Wednesday, October 26, 2011

William Lychack: "The Real Mystery Is Not How but Why"

In the 25th in a series of posts on 2011 short story collections entered for The Story Prize, William Lychack, author of The Architect of Flowers (Mariner Books), talks about his years of studying judo, the books that have inspired him, and writers who have helped him along the way.



If you dabble in any other non-literary forms of expression, what do you do and how does it inform your work? 
In a previous life, I played a fair amount of martial arts—particularly judo—and among other things I learned that the key to judo is balance. I’d venture to say that judo is nothing but balance, the idea, in Japanese, of kozush. Overcommit in one direction, and you’re vulnerable to the opposite. Every throw implies a counter, every pull invites a push, and every strength becomes a kind of weakness, just as every weakness turns out to be a secret strength. And you only learn this by losing, by being thrown, by taking falls. Over and over, before anything else, you learn how to hit the mat, because that’s what you need to learn for your own well-being.

Took eight years for me to earn my blackbelt in judo. Eight years, five to six days a week, and a lot of luck not to get seriously injured. Luck to have other players in the dojo with whom to train. Luck to have sempais, senior students, who took the art and the class seriously. Luck to have a sensei, a teacher, with his constant nudges and scowls and occasional beams of praise.

It’s not unlike any pursuit, I imagine, the truth being that no one can promise you a blackbelt if you go to the dojo for ten years. But they can guarantee you will not earn your shodan if you don’t keep showing up somehow. And here’s the true mystery of martial arts—the real mystery of judo is not how but why—why you keep showing up at the dojo for ten years or more.

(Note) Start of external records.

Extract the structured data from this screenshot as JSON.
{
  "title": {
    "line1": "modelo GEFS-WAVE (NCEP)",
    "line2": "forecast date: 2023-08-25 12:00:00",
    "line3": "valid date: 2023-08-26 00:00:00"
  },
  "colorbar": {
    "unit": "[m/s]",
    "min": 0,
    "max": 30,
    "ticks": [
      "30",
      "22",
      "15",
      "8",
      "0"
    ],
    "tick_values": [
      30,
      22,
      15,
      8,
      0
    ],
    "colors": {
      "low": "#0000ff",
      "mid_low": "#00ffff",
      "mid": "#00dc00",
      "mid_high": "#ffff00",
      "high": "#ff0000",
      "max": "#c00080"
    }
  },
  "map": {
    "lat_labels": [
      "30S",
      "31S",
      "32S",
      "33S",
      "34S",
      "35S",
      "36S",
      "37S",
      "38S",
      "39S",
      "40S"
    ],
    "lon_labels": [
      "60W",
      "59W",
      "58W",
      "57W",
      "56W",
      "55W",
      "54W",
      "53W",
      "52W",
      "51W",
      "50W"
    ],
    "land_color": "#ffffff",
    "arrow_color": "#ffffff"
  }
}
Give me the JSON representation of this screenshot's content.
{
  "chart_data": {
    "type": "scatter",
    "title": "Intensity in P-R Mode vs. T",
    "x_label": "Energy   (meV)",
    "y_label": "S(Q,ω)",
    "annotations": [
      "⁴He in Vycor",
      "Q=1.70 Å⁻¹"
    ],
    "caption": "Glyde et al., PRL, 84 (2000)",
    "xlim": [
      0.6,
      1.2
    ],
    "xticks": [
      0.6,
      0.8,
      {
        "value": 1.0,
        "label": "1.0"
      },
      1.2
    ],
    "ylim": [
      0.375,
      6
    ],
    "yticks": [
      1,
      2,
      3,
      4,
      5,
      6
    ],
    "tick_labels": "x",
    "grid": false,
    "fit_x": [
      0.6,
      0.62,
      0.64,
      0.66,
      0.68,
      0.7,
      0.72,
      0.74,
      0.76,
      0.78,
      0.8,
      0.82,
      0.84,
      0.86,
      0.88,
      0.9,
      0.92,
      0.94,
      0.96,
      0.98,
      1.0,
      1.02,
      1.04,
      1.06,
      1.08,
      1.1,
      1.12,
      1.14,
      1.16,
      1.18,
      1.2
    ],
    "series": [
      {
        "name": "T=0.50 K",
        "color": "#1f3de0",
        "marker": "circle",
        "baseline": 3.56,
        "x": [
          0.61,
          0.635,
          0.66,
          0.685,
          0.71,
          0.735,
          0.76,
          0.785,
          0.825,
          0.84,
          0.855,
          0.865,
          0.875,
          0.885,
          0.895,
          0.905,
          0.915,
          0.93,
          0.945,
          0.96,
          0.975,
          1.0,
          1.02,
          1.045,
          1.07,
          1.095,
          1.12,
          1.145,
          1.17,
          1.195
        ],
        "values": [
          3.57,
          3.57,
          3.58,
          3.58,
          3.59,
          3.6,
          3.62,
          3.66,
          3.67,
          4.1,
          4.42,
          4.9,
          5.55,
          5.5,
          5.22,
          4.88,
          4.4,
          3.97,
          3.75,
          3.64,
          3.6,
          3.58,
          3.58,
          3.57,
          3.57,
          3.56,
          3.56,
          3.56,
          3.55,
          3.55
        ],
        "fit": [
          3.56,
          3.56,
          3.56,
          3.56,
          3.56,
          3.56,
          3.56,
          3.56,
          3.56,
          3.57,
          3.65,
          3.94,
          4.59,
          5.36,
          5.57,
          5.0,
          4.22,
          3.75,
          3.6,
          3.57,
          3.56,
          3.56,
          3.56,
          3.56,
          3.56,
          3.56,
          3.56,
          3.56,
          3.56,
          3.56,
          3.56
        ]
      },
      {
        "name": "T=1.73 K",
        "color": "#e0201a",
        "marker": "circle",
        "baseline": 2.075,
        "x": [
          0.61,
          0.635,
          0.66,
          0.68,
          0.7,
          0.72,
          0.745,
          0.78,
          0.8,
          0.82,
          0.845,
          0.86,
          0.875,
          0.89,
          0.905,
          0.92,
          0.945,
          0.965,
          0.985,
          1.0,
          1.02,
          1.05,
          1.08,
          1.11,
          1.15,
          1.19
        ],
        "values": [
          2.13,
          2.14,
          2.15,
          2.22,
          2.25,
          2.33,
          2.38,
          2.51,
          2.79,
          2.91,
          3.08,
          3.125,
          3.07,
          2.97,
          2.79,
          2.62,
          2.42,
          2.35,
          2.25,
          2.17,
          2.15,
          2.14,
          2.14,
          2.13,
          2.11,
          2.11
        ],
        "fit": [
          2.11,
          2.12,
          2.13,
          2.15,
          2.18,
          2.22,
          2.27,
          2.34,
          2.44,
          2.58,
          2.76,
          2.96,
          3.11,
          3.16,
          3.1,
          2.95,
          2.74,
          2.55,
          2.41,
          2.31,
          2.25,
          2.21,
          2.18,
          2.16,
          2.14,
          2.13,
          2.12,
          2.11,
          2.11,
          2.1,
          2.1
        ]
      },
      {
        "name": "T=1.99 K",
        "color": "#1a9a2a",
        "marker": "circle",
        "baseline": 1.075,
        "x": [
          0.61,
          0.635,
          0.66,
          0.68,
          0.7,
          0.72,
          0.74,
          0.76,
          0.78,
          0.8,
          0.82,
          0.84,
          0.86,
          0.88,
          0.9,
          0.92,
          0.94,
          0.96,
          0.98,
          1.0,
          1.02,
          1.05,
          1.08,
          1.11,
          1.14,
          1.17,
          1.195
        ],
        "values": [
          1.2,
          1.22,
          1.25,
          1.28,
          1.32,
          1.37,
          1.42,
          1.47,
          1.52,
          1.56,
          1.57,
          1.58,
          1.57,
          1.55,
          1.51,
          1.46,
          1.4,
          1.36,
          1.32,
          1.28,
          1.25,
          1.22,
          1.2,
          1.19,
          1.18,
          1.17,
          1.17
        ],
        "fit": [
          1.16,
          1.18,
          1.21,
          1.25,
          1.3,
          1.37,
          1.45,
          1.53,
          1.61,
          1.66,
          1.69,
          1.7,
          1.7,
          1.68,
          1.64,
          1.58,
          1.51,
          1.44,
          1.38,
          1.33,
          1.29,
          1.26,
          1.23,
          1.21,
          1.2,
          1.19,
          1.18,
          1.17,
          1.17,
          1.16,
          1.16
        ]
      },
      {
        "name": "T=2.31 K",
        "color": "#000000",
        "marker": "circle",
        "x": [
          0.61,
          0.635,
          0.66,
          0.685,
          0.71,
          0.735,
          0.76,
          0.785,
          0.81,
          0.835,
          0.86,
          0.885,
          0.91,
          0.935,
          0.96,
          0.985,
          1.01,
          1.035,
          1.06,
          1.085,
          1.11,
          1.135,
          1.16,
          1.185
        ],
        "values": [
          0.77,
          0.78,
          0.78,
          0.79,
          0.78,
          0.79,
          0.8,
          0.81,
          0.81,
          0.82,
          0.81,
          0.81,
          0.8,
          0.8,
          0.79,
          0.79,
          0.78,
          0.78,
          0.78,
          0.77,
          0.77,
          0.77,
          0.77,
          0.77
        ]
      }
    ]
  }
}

What book or books made you want to become a writer? 
It wouldn’t be fair to blame a single book for leading me down this wayward path, but I should probably curse Luigi Pirandello for writing the story, “The Cat, a Goldfinch, and the Stars.” I should curse a horrible summer job I had as a high school janitor while I’m at it, and curse my bosses who let me decamp in the library while they napped in the afternoons, and curse myself for reading and rereading Pirandello’s beautiful fable about connectedness—or the lack of connectedness—in events of this world. I could recite most of the story for you now, as if to prove what a terrible janitor I was.

To be honest, what’s more interesting to me is not what made a person want to become a writer then, but what makes them still want to be or become a writer now. Chekhov, Hemingway, Woolf, Maxwell for me. Brothers Karamazov, Jesus’ Son, Dubliners. I’ve been rereading Moby Dick this fall and recently drove to Arrowhead, Melville's house, in nearby Pittsfield, Massachusetts. Moby Dick was written behind that little bedroom window, Melville tearing at his beard as Mount Graylock went in and out of clouds in the distance. Not a happy household, as I understand, but still it makes you think anything's possible sometimes.

What is your writing process like? 
Oh, I stare at Mount Graylock and just let the magic roll. Pure and effortless. And when I wake up from that dream, I find I’m still up to my chest in the sausage factory of my work, and that someone has to mop up all of this mess, and that no one else seems to be around.

The happy truth is that I no longer presume anyone cares about things like this—my work, my process, me—so I just try to listen to what I care about. I think the writer’s job is to care, and to keep caring, to care so much that you don’t care if anyone else cares, which might make someone care, and might make you care if they care.

Have you had a mentors, and who were they? 
I’ve had true luck to fall into the hands of generous mentors at key moments in my life. Charlie Baxter, Nick Delbanco, Jim Robison, Blanche Boyd, the list is one of the true blessings of my life.

Another mentor, the writer and editor William Maxwell, once gave me the following advice: “Try to listen to your feelings as you would to the sound in a sea shell, and then put them down on paper.” That seems the kind of perfect, direct, and reasonable counsel that an aspiring writer (such as myself) might ignore for a good decade. And one ignores it for good reason—it’s difficult work—but, again, your real job is to sometimes care enough to find and say what you feel about the world.